Ever since I came across an old Geography book that talked about the mid oceanic ridges as a teenager, I wanted to be an Earth scientist. Despite being discouraged by my parents (‘are you smart enough?’), I studied geophysics in Munich and Berlin and enjoyed a lot of fieldwork in South America during this time. During my PhD in Barcelona I was involved in studies of suture zones in southern Spain and volcanism on the Canary Islands. At GNS science, just after my PhD, I got started interpreting data from the Taupo Volcanic Zone and did my very first 3-D inversion model on the Rotokawa geothermal system. This was when I really got interested in geothermal. Now with the large dataset thatTed is modelling we get more spectacular results and see the intrusions associated with most systems, which is an important result of the new dense MT survey in the TVZ.
It used to be fieldwork, but getting the first inversion results with new data or a new code or comparing the data to other geophysical methods is always very exciting, especially if the results match nicely which is the case more often than we expect (being pessimists).

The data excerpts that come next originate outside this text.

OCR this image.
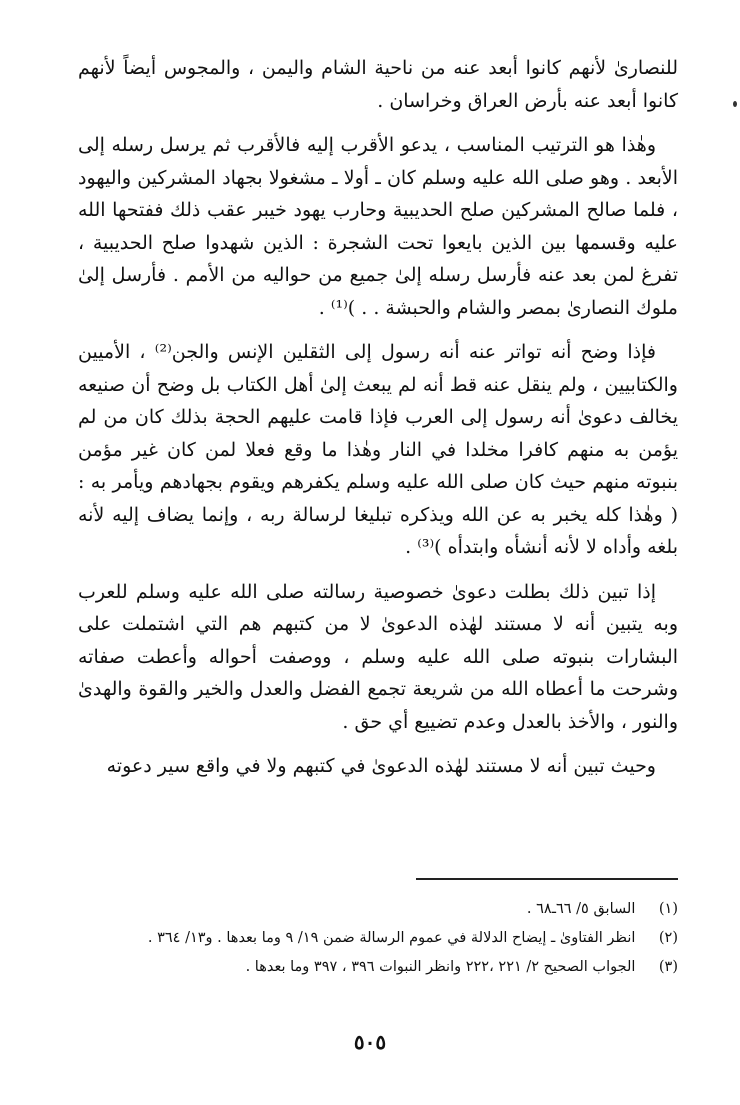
للنصارىٰ لأنهم كانوا أبعد عنه من ناحية الشام واليمن ، والمجوس أيضاً لأنهم كانوا أبعد عنه بأرض العراق وخراسان .

وهٰذا هو الترتيب المناسب ، يدعو الأقرب إليه فالأقرب ثم يرسل رسله إلى الأبعد . وهو صلى الله عليه وسلم كان ـ أولا ـ مشغولا بجهاد المشركين واليهود ، فلما صالح المشركين صلح الحديبية وحارب يهود خيبر عقب ذلك ففتحها الله عليه وقسمها بين الذين بايعوا تحت الشجرة : الذين شهدوا صلح الحديبية ، تفرغ لمن بعد عنه فأرسل رسله إلىٰ جميع من حواليه من الأمم . فأرسل إلىٰ ملوك النصارىٰ بمصر والشام والحبشة . . )⁽¹⁾ .

فإذا وضح أنه تواتر عنه أنه رسول إلى الثقلين الإنس والجن⁽²⁾ ، الأميين والكتابيين ، ولم ينقل عنه قط أنه لم يبعث إلىٰ أهل الكتاب بل وضح أن صنيعه يخالف دعوىٰ أنه رسول إلى العرب فإذا قامت عليهم الحجة بذلك كان من لم يؤمن به منهم كافرا مخلدا في النار وهٰذا ما وقع فعلا لمن كان غير مؤمن بنبوته منهم حيث كان صلى الله عليه وسلم يكفرهم ويقوم بجهادهم ويأمر به : ( وهٰذا كله يخبر به عن الله ويذكره تبليغا لرسالة ربه ، وإنما يضاف إليه لأنه بلغه وأداه لا لأنه أنشأه وابتدأه )⁽³⁾ .

إذا تبين ذلك بطلت دعوىٰ خصوصية رسالته صلى الله عليه وسلم للعرب وبه يتبين أنه لا مستند لهٰذه الدعوىٰ لا من كتبهم هم التي اشتملت على البشارات بنبوته صلى الله عليه وسلم ، ووصفت أحواله وأعطت صفاته وشرحت ما أعطاه الله من شريعة تجمع الفضل والعدل والخير والقوة والهدىٰ والنور ، والأخذ بالعدل وعدم تضييع أي حق .

وحيث تبين أنه لا مستند لهٰذه الدعوىٰ في كتبهم ولا في واقع سير دعوته

(١) السابق ٥/ ٦٦ـ٦٨ .
(٢) انظر الفتاوىٰ ـ إيضاح الدلالة في عموم الرسالة ضمن ١٩/ ٩ وما بعدها . و١٣/ ٣٦٤ .
(٣) الجواب الصحيح ٢/ ٢٢١ ،٢٢٢ وانظر النبوات ٣٩٦ ، ٣٩٧ وما بعدها .
٥٠٥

I also really enjoy discussions with colleagues at conferences, and lately also mentoring students.
W. Heise, T.G. Caldwell, H. M. Bibby, S. C. Bannister: (2008) Three-dimensional modelling of magnetotelluric data from the Rotokawa geothermal field, Taupo Volcanic Zone, New Zealand. Geophysical Journal International, 173: 740–750,
What was the research finding?
This was the first 3-D inversion of a geothermal system, and the results are compared to a forward model which had been done before 3-D inversion was available. The models look similar and show the high temperature zone beneath the conductive clay cap.
Why is it important?
The 3-D interpretation magnetotelluric data of the Rotokawa geothermal system using different modelling methods gives a plausible model of the deeper structure. The structure of the resistivity models is consistent with a geological model based on hydrothermal alteration and temperatures. The most important feature of the 3-D resistivity models is a resistive zone beneath the conductive clay cap representing the high temperature core of the geothermal system.
Where are you?
In Chile 2007 at volcan Tolguaca.
What are you doing?
I’m measuring the contact resistances of the electrodes at the MT site together with my Chilean colleague Antonio.